Query in back to back detection

  • Hardware: Jetson AGX Orin
  • Deesptream7.0
  • Jetpack 6.0 (6.0+b106 and 6.0+b87 both are installed) L4T 36.3.0
  • TensorRT 8.6.2
  • NVRM version: NVIDIA UNIX Open Kernel Module for aarch64 540.3.0

Hello actually i am trying to build a pipeline like the following one:

person detection → face detection → face recognition → face swap

now in this my first two custom models are detectors and both of the work in full frame mode.

so i cannot use deepstream-app directly as for it the secondary works on the output of primary which will not work for me as my both custom detectors infer on full frame

and so i used the back-to-back detector example given and it worked for me but it was not showing kps

then i modified the deepstream-app to use only face detector and show the kps and that worked for me

now i want to know that if i want to use both the detectors in full frame mode and also want to show kps then should i modify deepstream-app or should modify the back-to-back detector example, and also please tell me where should i make changes.

Which model will output key points in this case? How did you output the key points now?

Both are OK.

Depends on your models. Please tell us your models’ relationship in detail.

my scrfd based face detection model which works on full frame has total 9 output layers in three groups. each group has following three layers confidence score, bboxes and 5 kps. each group works at different resolution like 12,800 3200 and 800.

Currently i am able to show the kps using following two ways:

  1. modifying deepstream-app along with using custom parser and using my detection model as instance segmentation model and i referred the following ticket to modify the “gie_processing_done_buf_prob” function in deepstream_app.c Object detection pre-trained model inference issue in deepstream - #50 by aniketrohara
  2. Using the back-to-back detectors sample app and using the secondary model in full frame model.

But in 1st method i am not able to use my both of the detection models i.e person detection and face detection both of them which use full frame as input image.

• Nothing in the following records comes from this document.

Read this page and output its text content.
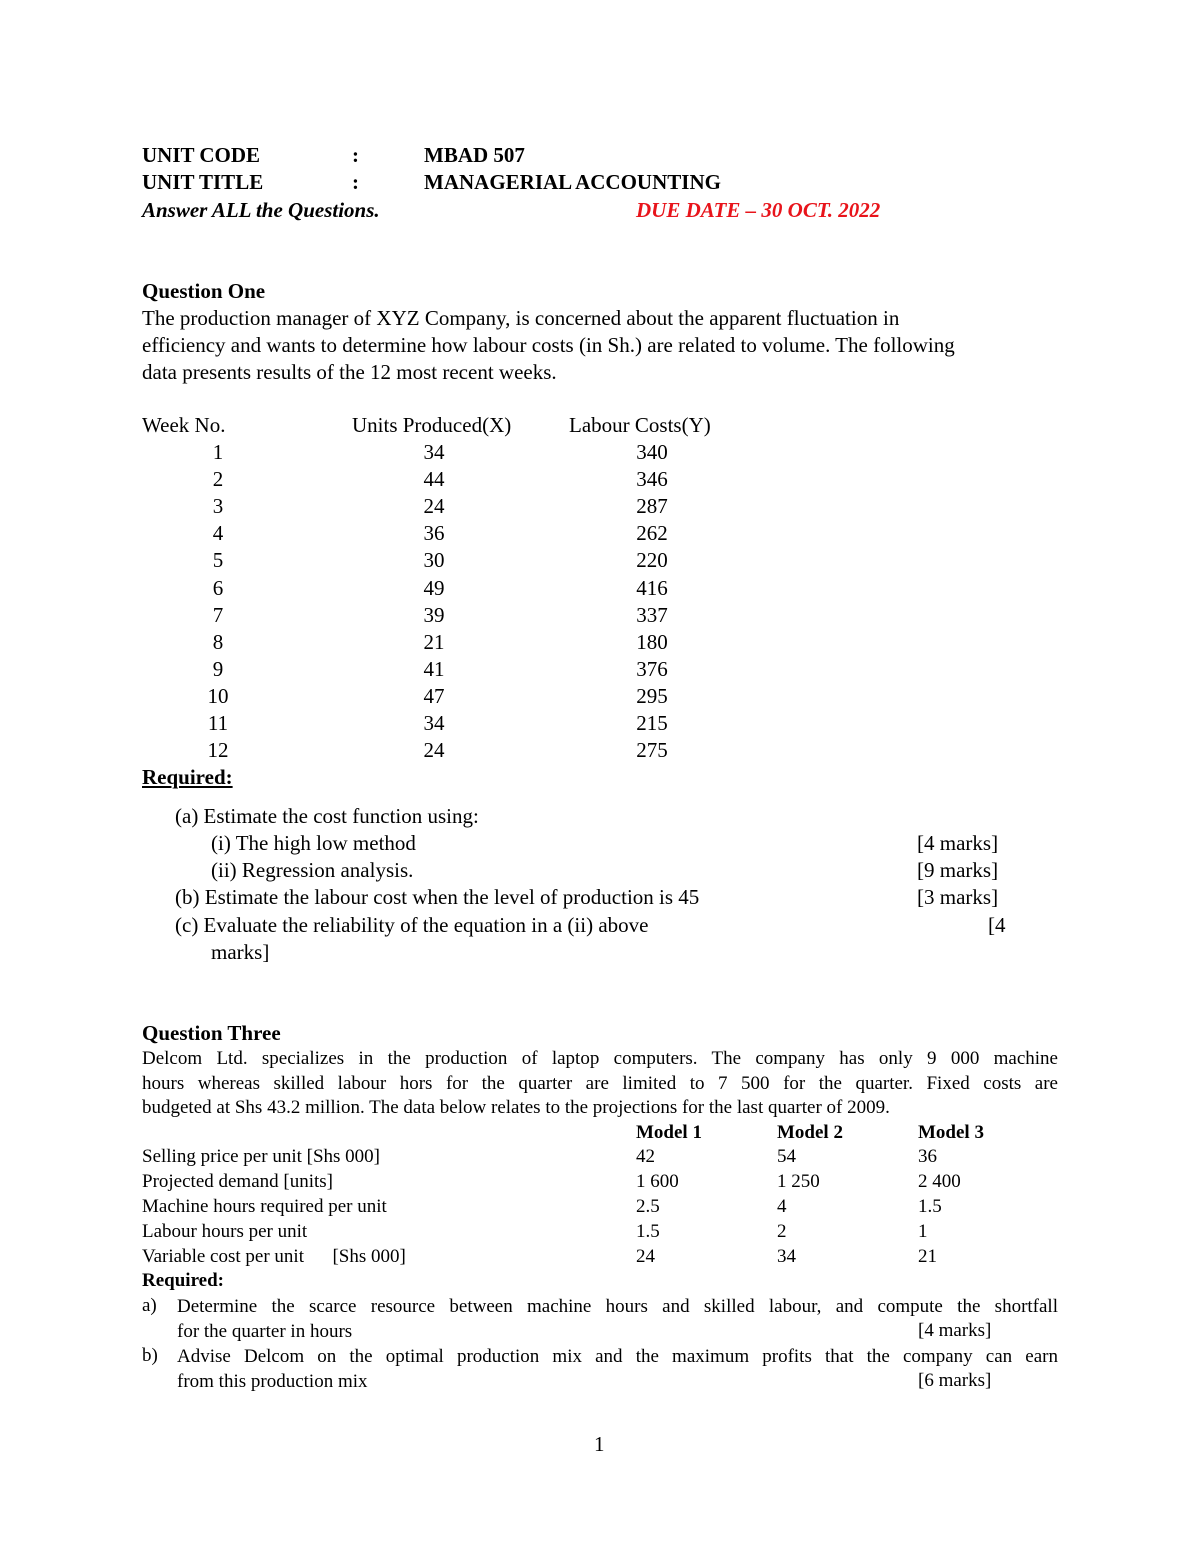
UNIT CODE	:	MBAD 507
UNIT TITLE	:	MANAGERIAL ACCOUNTING
Answer ALL the Questions.	DUE DATE – 30 OCT. 2022
Question One
The production manager of XYZ Company, is concerned about the apparent fluctuation in
efficiency and wants to determine how labour costs (in Sh.) are related to volume. The following
data presents results of the 12 most recent weeks.
Week No.	Units Produced(X)	Labour Costs(Y)
1	34	340
2	44	346
3	24	287
4	36	262
5	30	220
6	49	416
7	39	337
8	21	180
9	41	376
10	47	295
11	34	215
12	24	275
Required:
(a) Estimate the cost function using:
(i) The high low method	[4 marks]
(ii) Regression analysis.	[9 marks]
(b) Estimate the labour cost when the level of production is 45	[3 marks]
(c) Evaluate the reliability of the equation in a (ii) above	[4
marks]
Question Three
Delcom Ltd. specializes in the production of laptop computers. The company has only 9 000 machine
hours whereas skilled labour hors for the quarter are limited to 7 500 for the quarter. Fixed costs are
budgeted at Shs 43.2 million. The data below relates to the projections for the last quarter of 2009.
Model 1	Model 2	Model 3
Selling price per unit [Shs 000]	42	54	36
Projected demand [units]	1 600	1 250	2 400
Machine hours required per unit	2.5	4	1.5
Labour hours per unit	1.5	2	1
Variable cost per unit      [Shs 000]	24	34	21
Required:
a) Determine the scarce resource between machine hours and skilled labour, and compute the shortfall
for the quarter in hours	[4 marks]
b) Advise Delcom on the optimal production mix and the maximum profits that the company can earn
from this production mix	[6 marks]
1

And in 2nd method i don’t know how to add the further models that i have shown in above pipeline.

Okay but still which will be more easy and appropriate?

Totally how many models do you want to add to the pipeline? You have told us that you have two models which are the person detection+keypoints model and face detection+keypoints model. Any more models will be added?

Depends on your requirements. Which functions do you need?

Both applcations are totally open source. You can customize according to your requirements.

i will have following pipeline:
person detection → face detection → face recognition → face swap

and following are outputs of the models that will be used:
person detection → yolov8 → bboxes and confidence score
face detection → scrfd → bboxes, confidence score and 5 kps
face recognition → 512 dimensional embeddings
face swap → 2 input layers (1st target layer with image input and 2nd source layer that takes embeddings from recognition model) → output is image with swapped faces.

Okay so can you guide me for both the cases like what modification will be needed and where and also if there is any reference example with such models in pipeline as said above

Which models are PGIEs? Which models are SGIEs? The SGIE must be based on some PGIE, so which PGIE are the SGIE work with?

the person detection and face detection models are PGIEs and the face recognition and face swap models are SGIEs where both SGIEs operate on output objects of face detection only.

@aniketrohara Do you need to connect the face to the person(which person the face belongs to)?

assume in this image my face detection model detected all the faces and recognition gave me all the embeddings now let’s say i want to swap all the faces with face of “ROSS”(3rd from left), then i will give it’s embeddings to the non-image input layer of my swap model and all other faces to the image input layer of model

This is what i want currently no need to connect the person and face

all my models are independent of person detection, they depend on face detection, i want to do person detection just for visualization purpose of my application.